Work norms stir up a row at Tea Board

‘Staff should clearly know the procedures and follow them’

April 11, 2013 12:21 am | Updated 03:50 pm IST - KOLKATA:

Tea Board office building in Kolkata. Photo: Ashoke Chakrabarty

Tea Board office building in Kolkata. Photo: Ashoke Chakrabarty

The head office of the Tea Board of India stands tall at the corner of one of the busiest intersections of the city’s old business district. It serves as a landmark, with its glowing signage almost acting as a beacon at night. And, now, the Union Commerce Ministry-administered organisation is trying to emerge as a trend-setter by proposing to put in place systems in office-management seen hitherto in only the private sector.

Its effort to tone up the administration and put in place an Office Procedure Manual (OPM) has rattled employees, long used to a cocooned office life where, for many, hours could be whiled away sipping the famous brew, over chit-chats with colleagues. Cajoling was needed to get the days work done. All that is set to change now.

At a Tea Board meeting last week, a proposal for putting in place an OPM, which sets guidelines on a raft of issues, was moved. This included drafting communications, records management, forms and procedure of communication, conduct and discipline, check on delays as well as some general guidelines.

An amendment to the present recruitment and probationer appointment policy of the Tea Board was also proposed. The OPM seeks to install, among other things, a system of creating a pendency statement to check delays in office administration. A particular watch is proposed to be created on disposal of communications received from members of parliament.

The general guideline section, which lays down the do’s and don’ts of personal behaviour in office such as discouraging use of private e-mail, ban on internet chats and use of office telephone for private calls and keeping cell phones in silent mode, is being found irksome by most employees.

Crying wolf

Curiously, the unions at the Tea Board office, the Tea Board Employees Union and the Tea Board Workmen’s Association, normally the first to cry wolf on such occasions’, have remained silent till now.

Efforts to draw comments on the issue were met with silence with union office-bearers saying that they need authorisation from their executive committee to speak to the media.

When contacted, Tea Board Chairman M. G. V. K. Bhanu said that staff should clearly know the procedures and follow them in the interest of the organisation. To a question whether a summary dismissal policy was being planned, he said “If probationers fail to perform, then we may ask them to seek their future elsewhere.”

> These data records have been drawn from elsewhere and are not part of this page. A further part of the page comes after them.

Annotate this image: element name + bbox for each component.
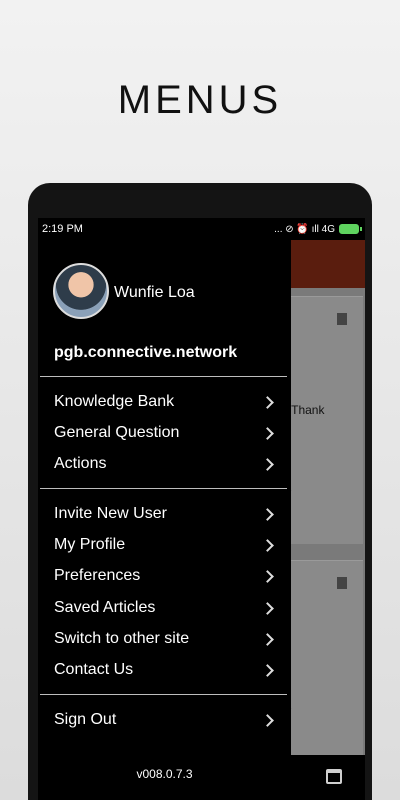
menu-item-knowledge-bank[interactable]: Knowledge Bank xyxy=(54,388,276,416)
divider xyxy=(40,694,287,695)
menu-item-label: Contact Us xyxy=(54,661,134,678)
menu-item-label: Knowledge Bank xyxy=(54,393,175,410)
promo-title: MENUS xyxy=(117,78,283,122)
document-icon xyxy=(337,313,347,325)
chevron-right-icon xyxy=(261,601,274,615)
app-version: v008.0.7.3 xyxy=(136,767,193,781)
sign-out-button[interactable]: Sign Out xyxy=(54,706,276,734)
menu-item-actions[interactable]: Actions xyxy=(54,450,276,478)
chevron-right-icon xyxy=(261,538,274,552)
menu-item-label: Invite New User xyxy=(54,505,167,522)
menu-item-general-question[interactable]: General Question xyxy=(54,419,276,447)
menu-item-label: Switch to other site xyxy=(54,630,190,647)
user-name: Wunfie Loa xyxy=(114,284,195,301)
menu-item-label: Preferences xyxy=(54,567,141,584)
chevron-right-icon xyxy=(261,507,274,521)
chevron-right-icon xyxy=(261,632,274,646)
menu-item-contact-us[interactable]: Contact Us xyxy=(54,656,276,684)
status-time: 2:19 PM xyxy=(42,223,83,235)
menu-item-label: Actions xyxy=(54,455,107,472)
menu-item-switch-site[interactable]: Switch to other site xyxy=(54,625,276,653)
menu-item-my-profile[interactable]: My Profile xyxy=(54,531,276,559)
avatar[interactable] xyxy=(53,263,109,319)
battery-icon xyxy=(339,224,362,234)
menu-item-saved-articles[interactable]: Saved Articles xyxy=(54,594,276,622)
menu-item-invite-new-user[interactable]: Invite New User xyxy=(54,500,276,528)
app-screen: 2:19 PM ... ⊘ ⏰ ıll 4G e! Thank 1 1 Wunf… xyxy=(38,218,365,800)
site-name: pgb.connective.network xyxy=(54,344,238,361)
calendar-icon[interactable] xyxy=(326,769,342,784)
chevron-right-icon xyxy=(261,395,274,409)
navigation-drawer: Wunfie Loa pgb.connective.network Knowle… xyxy=(38,240,291,800)
document-icon xyxy=(337,577,347,589)
menu-item-label: Sign Out xyxy=(54,711,117,728)
divider xyxy=(40,376,287,377)
menu-item-label: My Profile xyxy=(54,536,126,553)
status-indicators: ... ⊘ ⏰ ıll 4G xyxy=(274,223,335,235)
status-icons: ... ⊘ ⏰ ıll 4G xyxy=(274,223,362,235)
chevron-right-icon xyxy=(261,569,274,583)
chevron-right-icon xyxy=(261,426,274,440)
menu-item-label: Saved Articles xyxy=(54,599,156,616)
chevron-right-icon xyxy=(261,713,274,727)
menu-item-label: General Question xyxy=(54,424,180,441)
chevron-right-icon xyxy=(261,663,274,677)
menu-item-preferences[interactable]: Preferences xyxy=(54,562,276,590)
chevron-right-icon xyxy=(261,457,274,471)
divider xyxy=(40,488,287,489)
status-bar: 2:19 PM ... ⊘ ⏰ ıll 4G xyxy=(38,218,365,240)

Mr. Bhanu, who joined as Tea Board chairman in November 2011, is seen as a strict disciplinarian.

Cancelling licences

Last year, he had taken the unprecedented step of cancelling the licences of some 159 tea exporters for non-performance after it was found that lackadaisical follow-up action by the relevant department had allowed many exporters continue for years with a temporary licence which entailed a host of fiscal benefits. It now remains to be seen whether his efforts at bringing a near-paradigm shift in Tea Board’s office management yields the desired result.